Table 3. Model performance using testing dataset
Fig. 6.
figure 6

The ROC curve analysis of landslide models using testing dataset

Based on the analysis of the results, it is clearly observed that the proposed hybrid model RSS-REPT has a good performance for landslide susceptibility modeling in the present study, even better than the benchmark model SVM. Outperformance of good hybrid model in comparison to single model has also been observed by other workers [3]. In the present case, the hybrid RSS-REPT model takes advantages of both state of the art machine learning methods of the RSS and REPT. More specifically, the RSS ensemble used in the hybrid model RSS-REPT is known as one of the efficient ensemble techniques which can help in improving the performance of the single models [7, 29]. It has been observed that the RSS ensemble might get the benefits by using random subspaces for building and aggregating the classifiers, especially in the case of datasets with many redundant features [18]. Moreover, the classifiers combined by the RSS in random subspaces might be superior to a single classifier built in the original feature space [18]. In addition, the REPT classifier used in the hybrid model RSS-REPT also has many advantages, which can enhance the predictive capability of the hybrid model, such as (i) the REPT is also a hybrid tree model of the DT and REP which can be utilized efficiently for complex classification problems including landslide prediction, (ii) the sub-trees constructed in the REPT can be adapted to characteristics specific to different subsets of the data; and thus producing more accurate results [19, 30], and (iii) it uses the REP technique which can help in minimizing the error from the variance [31].

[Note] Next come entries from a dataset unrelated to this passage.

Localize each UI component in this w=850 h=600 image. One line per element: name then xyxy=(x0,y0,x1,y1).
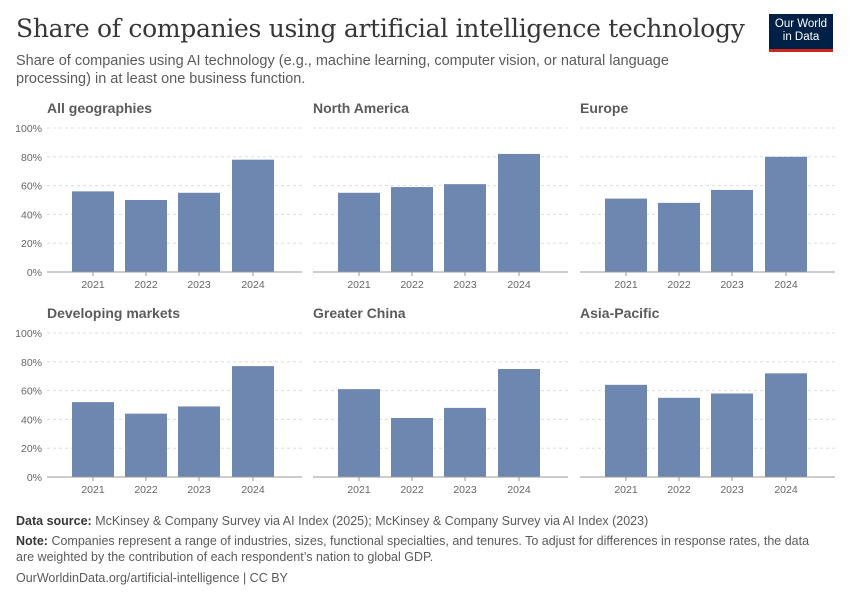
x-tick-label: 2022 xyxy=(400,279,424,291)
bar[interactable] xyxy=(72,402,114,477)
x-tick-label: 2021 xyxy=(614,484,638,496)
note: Note: Companies represent a range of ind… xyxy=(16,533,816,565)
panel-title: Europe xyxy=(580,100,629,116)
x-tick-label: 2022 xyxy=(134,484,158,496)
y-tick-label: 40% xyxy=(21,414,42,426)
y-tick-label: 100% xyxy=(15,123,42,135)
y-tick-label: 0% xyxy=(27,472,42,484)
bar[interactable] xyxy=(178,192,220,272)
chart-subtitle: Share of companies using AI technology (… xyxy=(16,53,669,87)
bar[interactable] xyxy=(391,187,433,272)
y-tick-label: 100% xyxy=(15,328,42,340)
x-tick-label: 2023 xyxy=(720,279,744,291)
x-tick-label: 2021 xyxy=(81,484,105,496)
y-tick-label: 60% xyxy=(21,386,42,398)
bar[interactable] xyxy=(711,393,753,477)
bar[interactable] xyxy=(444,407,486,477)
x-tick-label: 2021 xyxy=(347,484,371,496)
x-tick-label: 2024 xyxy=(507,484,531,496)
x-tick-label: 2023 xyxy=(720,484,744,496)
y-tick-label: 80% xyxy=(21,152,42,164)
x-tick-label: 2023 xyxy=(453,279,477,291)
y-tick-label: 60% xyxy=(21,181,42,193)
bar[interactable] xyxy=(605,384,647,477)
source-label: Data source: xyxy=(16,514,92,528)
panel-title: Developing markets xyxy=(47,305,181,321)
bar[interactable] xyxy=(765,373,807,477)
x-tick-label: 2024 xyxy=(241,484,265,496)
bar[interactable] xyxy=(178,406,220,477)
bar[interactable] xyxy=(391,417,433,477)
x-tick-label: 2023 xyxy=(187,279,211,291)
bar[interactable] xyxy=(338,192,380,272)
y-tick-label: 80% xyxy=(21,357,42,369)
logo-line2: in Data xyxy=(782,31,820,43)
chart-title: Share of companies using artificial inte… xyxy=(16,14,745,43)
bar[interactable] xyxy=(498,153,540,272)
y-tick-label: 40% xyxy=(21,209,42,221)
x-tick-label: 2024 xyxy=(507,279,531,291)
x-tick-label: 2022 xyxy=(400,484,424,496)
bar[interactable] xyxy=(498,369,540,477)
panel-title: North America xyxy=(313,100,409,116)
x-tick-label: 2021 xyxy=(614,279,638,291)
panel-title: All geographies xyxy=(47,100,153,116)
owid-logo[interactable]: Our World in Data xyxy=(769,14,833,52)
bar[interactable] xyxy=(444,184,486,272)
x-tick-label: 2022 xyxy=(667,484,691,496)
bar[interactable] xyxy=(765,156,807,272)
note-text: Companies represent a range of industrie… xyxy=(16,534,810,564)
y-tick-label: 20% xyxy=(21,443,42,455)
panel-title: Greater China xyxy=(313,305,406,321)
bar[interactable] xyxy=(605,198,647,272)
bar[interactable] xyxy=(232,366,274,477)
bar[interactable] xyxy=(232,159,274,272)
x-tick-label: 2024 xyxy=(774,279,798,291)
x-tick-label: 2023 xyxy=(187,484,211,496)
x-tick-label: 2022 xyxy=(134,279,158,291)
note-label: Note: xyxy=(16,534,48,548)
bar[interactable] xyxy=(338,389,380,477)
x-tick-label: 2021 xyxy=(81,279,105,291)
y-tick-label: 0% xyxy=(27,267,42,279)
y-tick-label: 20% xyxy=(21,238,42,250)
x-tick-label: 2024 xyxy=(774,484,798,496)
bar[interactable] xyxy=(658,202,700,272)
bar[interactable] xyxy=(125,200,167,272)
x-tick-label: 2021 xyxy=(347,279,371,291)
x-tick-label: 2023 xyxy=(453,484,477,496)
bar[interactable] xyxy=(125,413,167,477)
bar[interactable] xyxy=(72,191,114,272)
source-text: McKinsey & Company Survey via AI Index (… xyxy=(95,514,649,528)
bar[interactable] xyxy=(711,189,753,272)
data-source: Data source: McKinsey & Company Survey v… xyxy=(16,513,816,529)
bar[interactable] xyxy=(658,397,700,477)
footer-url[interactable]: OurWorldinData.org/artificial-intelligen… xyxy=(16,571,288,585)
logo-line1: Our World xyxy=(774,18,828,30)
x-tick-label: 2024 xyxy=(241,279,265,291)
x-tick-label: 2022 xyxy=(667,279,691,291)
panel-title: Asia-Pacific xyxy=(580,305,660,321)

6.2 Cartographic Generation of Landslide Susceptibility Map

Landslide susceptibility map is a great tool for land use planners and decision makers in landslide hazard management [32, 33]. In the present study, the landslide susceptibility map has been constructed using the proposed hybrid model RSS-REPT through two main steps. Firstly, landslide susceptibility indexes have been generated for all pixels of the study area. Secondly, these susceptibility indexes have been classified to construct the landslide susceptibility map (Fig. 7) with different susceptibility classes (very low, low, moderate, high, and very high) using geometrical interval method [34, 35].

Fig. 7.
figure 7

Landslide susceptibility map of the study area using the RSS-REPT model

To validate the reliability of the landslide susceptibility map produced in this study, the landslide density analysis has been carried out on the basis of the analysis of the distribution of historial landslide pixels on susceptibility classes of the map. The results of landslide density analysis are shown in Table 4. It can be observed that the highest density of landslide pixels is on the very high susceptibility class (4.08), followed by the high susceptibility class (0.98), the moderate susceptibility class (0.62), the low susceptibility class (0.17), and very low susceptibility class (0.07), respectively. These results indicate the reliability of the landslide susceptibility map.

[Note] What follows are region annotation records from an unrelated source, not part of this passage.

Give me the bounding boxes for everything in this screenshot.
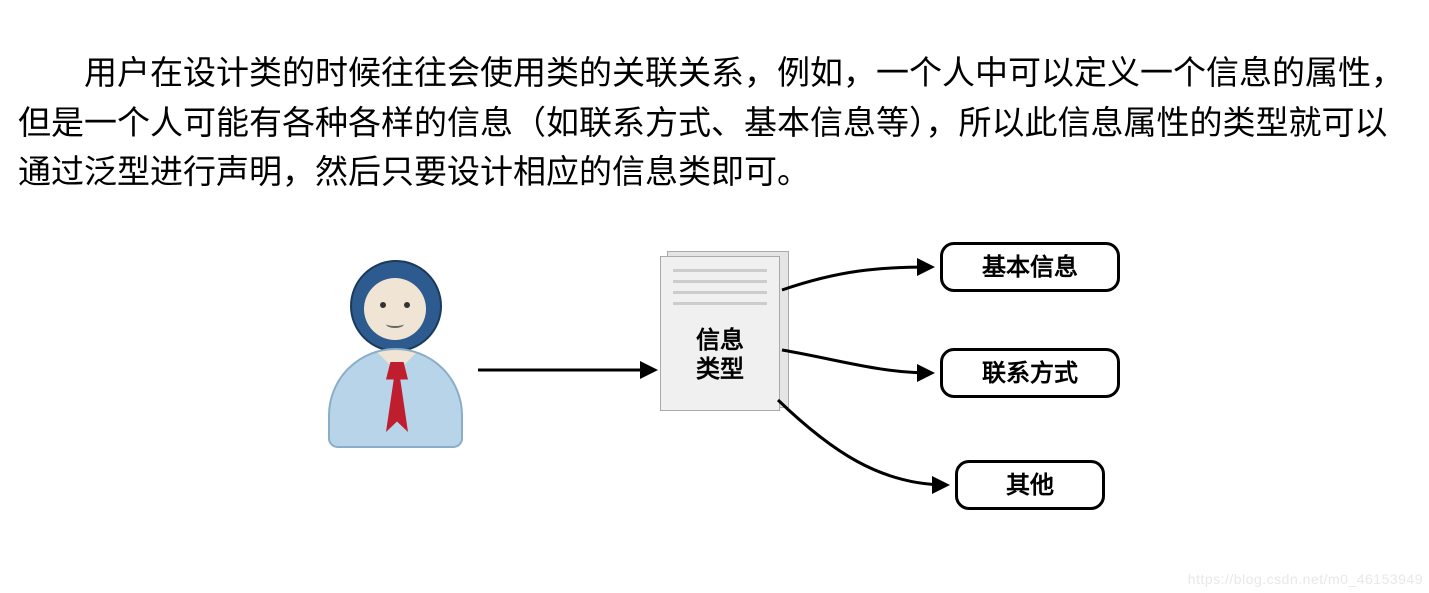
description-paragraph: 用户在设计类的时候往往会使用类的关联关系，例如，一个人中可以定义一个信息的属性，… xyxy=(18,50,1413,199)
person-icon xyxy=(320,260,470,460)
info-box-contact: 联系方式 xyxy=(940,348,1120,398)
edge-document-box1 xyxy=(782,267,932,290)
person-face xyxy=(364,278,426,340)
edge-document-box2 xyxy=(782,350,932,373)
person-mouth xyxy=(386,320,404,328)
person-body xyxy=(328,348,463,448)
generics-diagram: 信息 类型 基本信息 联系方式 其他 xyxy=(300,220,1140,550)
document-label: 信息 类型 xyxy=(661,327,779,385)
watermark-text: https://blog.csdn.net/m0_46153949 xyxy=(1188,571,1423,587)
document-label-line1: 信息 xyxy=(696,327,744,354)
info-box-basic: 基本信息 xyxy=(940,242,1120,292)
info-box-other: 其他 xyxy=(955,460,1105,510)
edge-document-box3 xyxy=(778,400,947,485)
document-label-line2: 类型 xyxy=(696,356,744,383)
person-tie xyxy=(386,362,408,432)
document-icon: 信息 类型 xyxy=(660,256,780,411)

Table 4. Landslide density analysis on landslide susceptibility map

7 Concluding Remarks

Landslide susceptibility modeling has been done at the Mu Cang Chai district, Yen Bai province (Viet Nam) using a novel hybrid model namely RSS-REPT which is a combination of two state of the art machine learning methods of the RSS ensemble and the REPT classifier. For validation, the ROC curve and several statistical indexes have been used. In addition, performance of the proposed hybrid model has been compared with another benchmark single landslide model SVM.

Result analysis shows that the proposed hybrid model RSS-REPT performed well for landslide susceptibility modeling. Its predictive capability outperforms the well-known landslide model SVM. Therefore, it can be reasonably concluded that the proposed hybrid model RSS-REPT is a promising tool for landslide susceptibility modeling which can be considered as a better alternative method for landslide hazard management also in other landslide prone areas.